Time-series databases themselves are usually key/value or relational.
The "time-series" features come from the focus around time as a primary component of the data (or some kind of increasing numeric value). Features like automatic partitioning and sharding, better compression, aggregating into time buckets, extracting and managing date values, smoothing missing values in queries, etc.
Redshift does a lot of that. Is there something unique to a "time series" database that Redshift does not do? Is it the inclusion of some ETL capabilities? I'm not sure what makes a database truly time-series. It sounds like there is some compromise made that requires a time dimension. I'm not sure what that compromise would be beyond the general case of a columnar database.
Nothing unique.

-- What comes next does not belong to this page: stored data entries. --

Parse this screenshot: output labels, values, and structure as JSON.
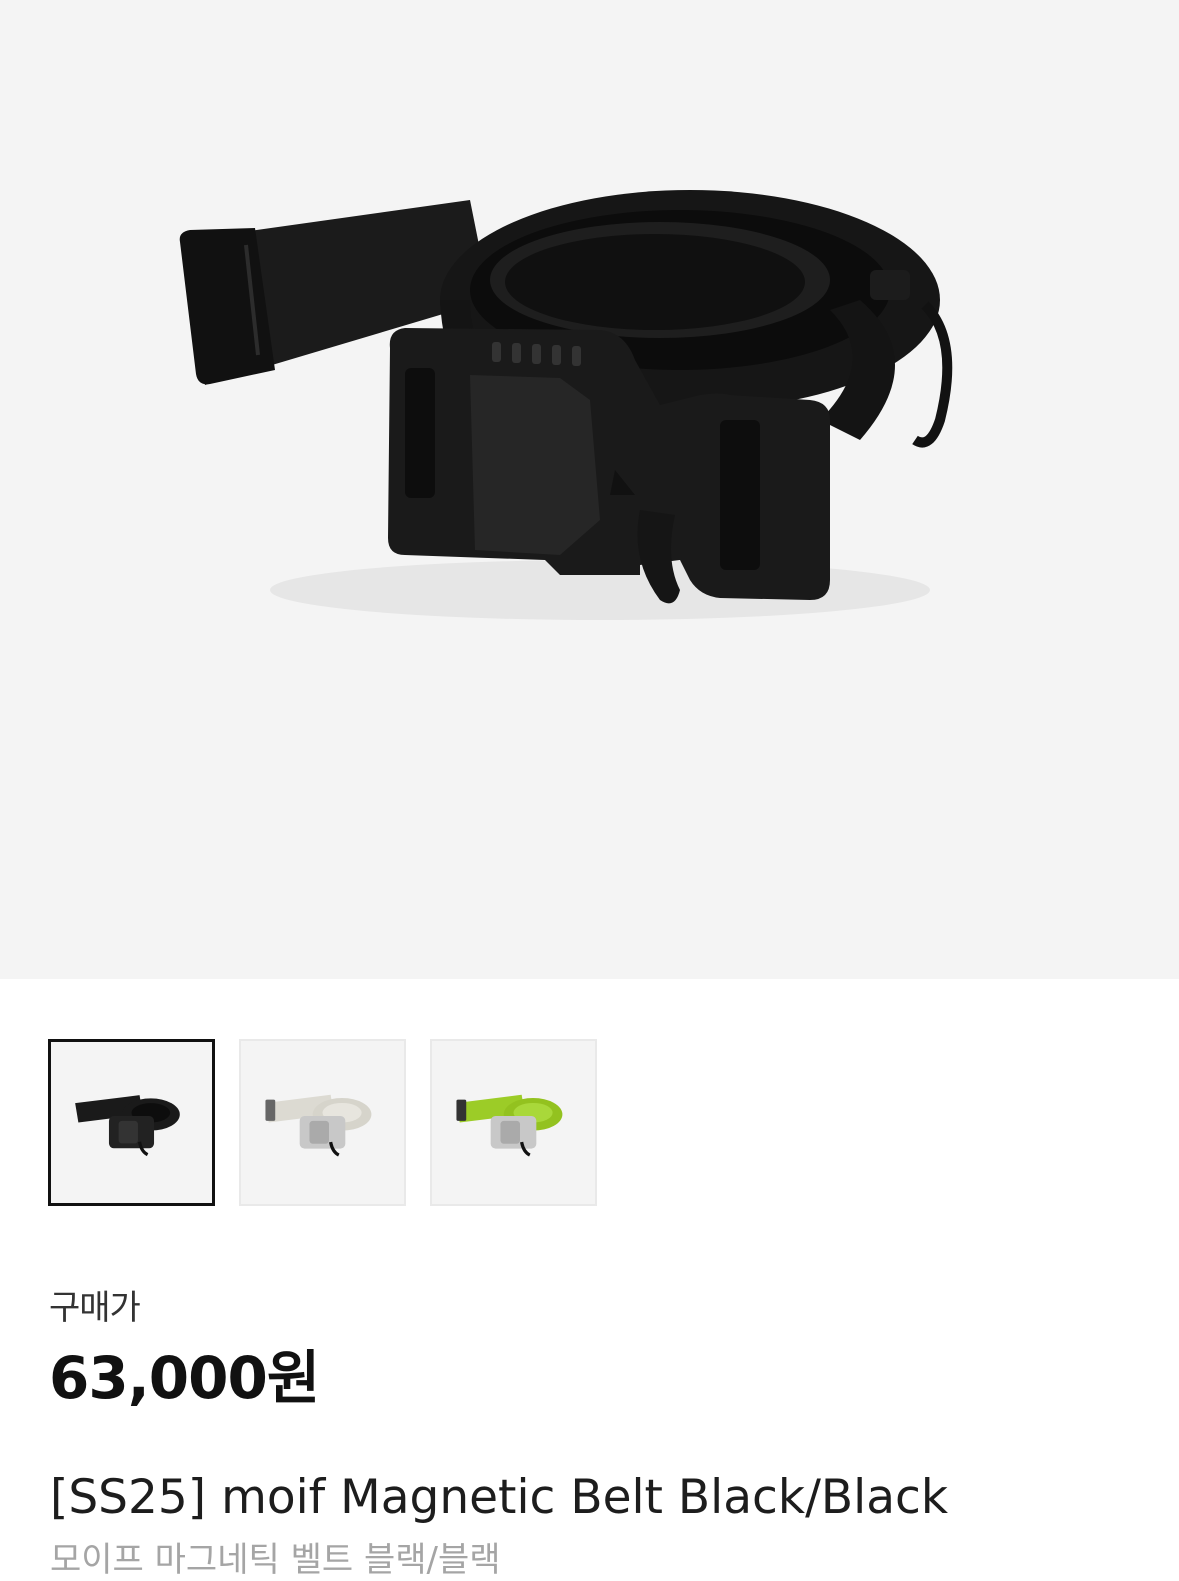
{
  "product": {
    "main_image": "magnetic-belt-black-photo",
    "thumbnails": [
      {
        "name": "belt-black-thumbnail",
        "color": "#1a1a1a",
        "selected": true
      },
      {
        "name": "belt-ivory-thumbnail",
        "color": "#dcdad2",
        "selected": false
      },
      {
        "name": "belt-lime-thumbnail",
        "color": "#9ccc27",
        "selected": false
      }
    ],
    "price_label": "구매가",
    "price": "63,000원",
    "title": "[SS25] moif Magnetic Belt Black/Black",
    "subtitle": "모이프 마그네틱 벨트 블랙/블랙"
  },
  "colors": {
    "image_background": "#f4f4f4",
    "selected_border": "#111111",
    "subtitle_text": "#a5a5a5"
  }
}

Any database can store "time-series" data. If you look at InfluxDB (key/value) or TimescaleDB (relational), they offer things like high precision time values, higher compression algorithms that work better with timestamps, utilities to make it easier to query for time (buckets, timezones, gap-filling), automatic rollups and aggregations, data deletions based on time, etc.
You can do all that yourself on Redshift but they just offer more built-in functionality for it.
Exactly what mani says. For many people, Redshift, or just plain Postgres, is good enough. But if you find yourself wresting with poor performance, slow queries, high costs, or just an annoying developer experience, I'd encourage you to look at time-series databases (eg TimescaleDB, where I work).
The "time-series" features come from the focus around time as a primary component of the data (or some kind of increasing numeric value). Features like automatic partitioning and sharding, better compression, aggregating into time buckets, extracting and managing date values, smoothing missing values in queries, etc.